B&G: We rub each other’s heads because their close enough to our hands; we grab each other for a dance because the music plays; we text each other something sweet because the thought arises.

Gir: Blackbird fly.

B&G: We trust the other to follow our imaginings.

Gir: Blackbird fly.

B&G: Take to the skies and make merry.

Gir: Blackbird fly.

Bri: Heart, soul, divinity…what is the word we search for?

B&G: We unlock this in each of us. Though now bound, we are free. 

Tears pool before cresting the Groom’s cheeks leaving behind salt tracks. All are silent. Fingers search out hands.

Play Bach’s Arioso in G. The Midwife hands a paper to the wife to sign. The Wife hands to the Husband. The Husband to his Elder Brother. The Elder Brother to the Father. The Father to the Midwife who signs with a honeysuckle blossom and folds into an envelope which flies away. The Midwife stands and walks to the foot of the table where the Bride and the Groom sit.

Mid: Now that these two have given themselves to each other by solemn vows but merry, with joining of hands and the giving and receiving of rings and the ministry of our words, I pronounce, announce, and proclaim that they are husband and wife.
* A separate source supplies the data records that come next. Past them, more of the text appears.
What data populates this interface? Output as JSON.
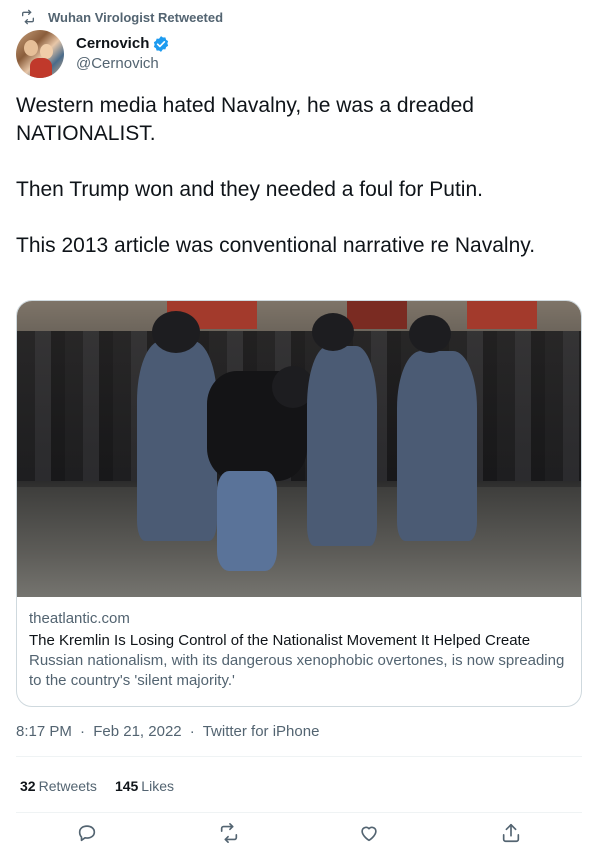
{
  "retweet_bar": {
    "text": "Wuhan Virologist Retweeted",
    "icon": "retweet-icon"
  },
  "author": {
    "display_name": "Cernovich",
    "handle": "@Cernovich",
    "verified": true,
    "verified_color": "#1d9bf0"
  },
  "tweet": {
    "paragraphs": [
      "Western media hated Navalny, he was a dreaded NATIONALIST.",
      "Then Trump won and they needed a foul for Putin.",
      "This 2013 article was conventional narrative re Navalny."
    ]
  },
  "card": {
    "domain": "theatlantic.com",
    "title": "The Kremlin Is Losing Control of the Nationalist Movement It Helped Create",
    "description": "Russian nationalism, with its dangerous xenophobic overtones, is now spreading to the country's 'silent majority.'"
  },
  "meta": {
    "time": "8:17 PM",
    "date": "Feb 21, 2022",
    "source": "Twitter for iPhone",
    "separator": "·"
  },
  "stats": {
    "retweets_count": "32",
    "retweets_label": "Retweets",
    "likes_count": "145",
    "likes_label": "Likes"
  },
  "actions": [
    "reply-icon",
    "retweet-icon",
    "like-icon",
    "share-icon"
  ],
  "colors": {
    "text": "#0f1419",
    "secondary": "#536471",
    "border": "#cfd9de",
    "accent": "#1d9bf0"
  }
}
The Midwife rummages in her pocket again and pulls out a plastic dinosaur. She gives this to the black-necked garter snake coiled at her feet. The snake uncoils and drapes itself around the dinosaur, darting its tongue at its belly. She finds a small indigo bottle and sets it on the table. She pulls out the stump of a candle and sets it on the table. She hefts out a galvanized steel tub and sets it at the Bride’s and Groom’s feet. She digs in the pocket biting her lip. Finds what she is searching for, pulls out a broom and dustpan, straightens out a few bent straws, bends to sweep up some dirt which she blows in the Bride’s and Groom’s face. Both sneeze and look askance. Each has a smudge in the middle of their forehead to remind them they are dust and will go the way the Mother goes when her intermission ends. 
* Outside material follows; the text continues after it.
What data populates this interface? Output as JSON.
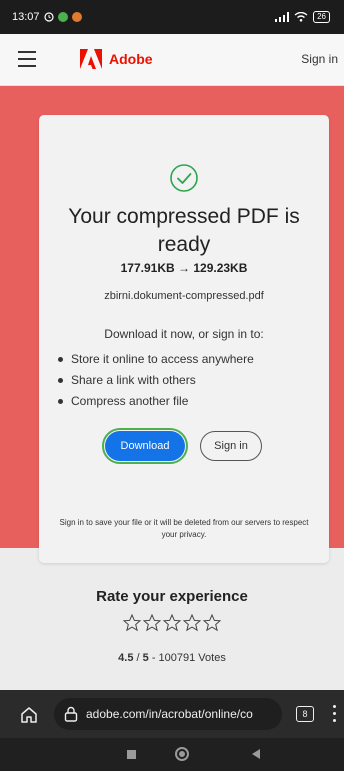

Mid: Let their love for each other be a seal upon their hearts, a mantle about their shoulders, and a crown upon their foreheads. Bless them in their work and in their companionship; in their sleeping and in their waking; in their joys and in their sorrows; in their life and in their death. 

All: Let it be.

The Midwife picks up the candle stub the color of a Palo Cortado Sherry. Sticks it out into the sun which is over the rim now and hot. It ignites. She pulls out the shirt of the Groom from his chest and drips wax onto it. She repeats with the dress of the Bride. She picks up a very small tortoise just passing and presses its shell first into the wax on the Groom’s chest and then the wax on the Bride. It leaves behind the imprint of a heart.

Mid: Peace be with you.

All: And also with you.

The midwife uncorks the indigo bottle and pours its contents into the steel tub and pours and pours and pours until the tub is filled. Water is scarce in the desert, so it is only a miniscule bottle. Dirt, on the other hand is plentiful, so they wash each other’s feet. The sheets on their bed are white and freshly cleaned. The Groom washes the Bride’s feet, removing her shoes, and the Bride washes the Groom’s. Each turns the feet of the other in the direction the sun travels. The Groom’s shed bits of eraser. Pink pieces float in clear water smudging gray. The Groom’s feet become more and more defined with each journey, and the evidence of his true and generous nature which was there all along becomes real. The birds flutter. When the couple finishes, the birds bathe until the gray feathered crow scolds them.

Mid: You may kiss your bride.

The Best Man twists the end of a Chinese canon which explodes yellow purple blue pink gold silver confetti and glitter into the air. Peace is given and peace is received with shaking of hands, hands pull into hugs. Lips bestow kisses. Bubbles are blown. Strings are pulled and small explosions occur. There are wishes and anecdotes and performances and festivities.

Clo: Mother and Father, you open your home and give us an example of passionate love, faithful and unconditional, enduring and strengthening with time.

And you dearly beloved, honor us by joining our celebration where earth’s upheavals and slow changes tell of life’s wonders and of lives connected. You teach us gratitude. Go forth and live and love and laugh knowing grief will come.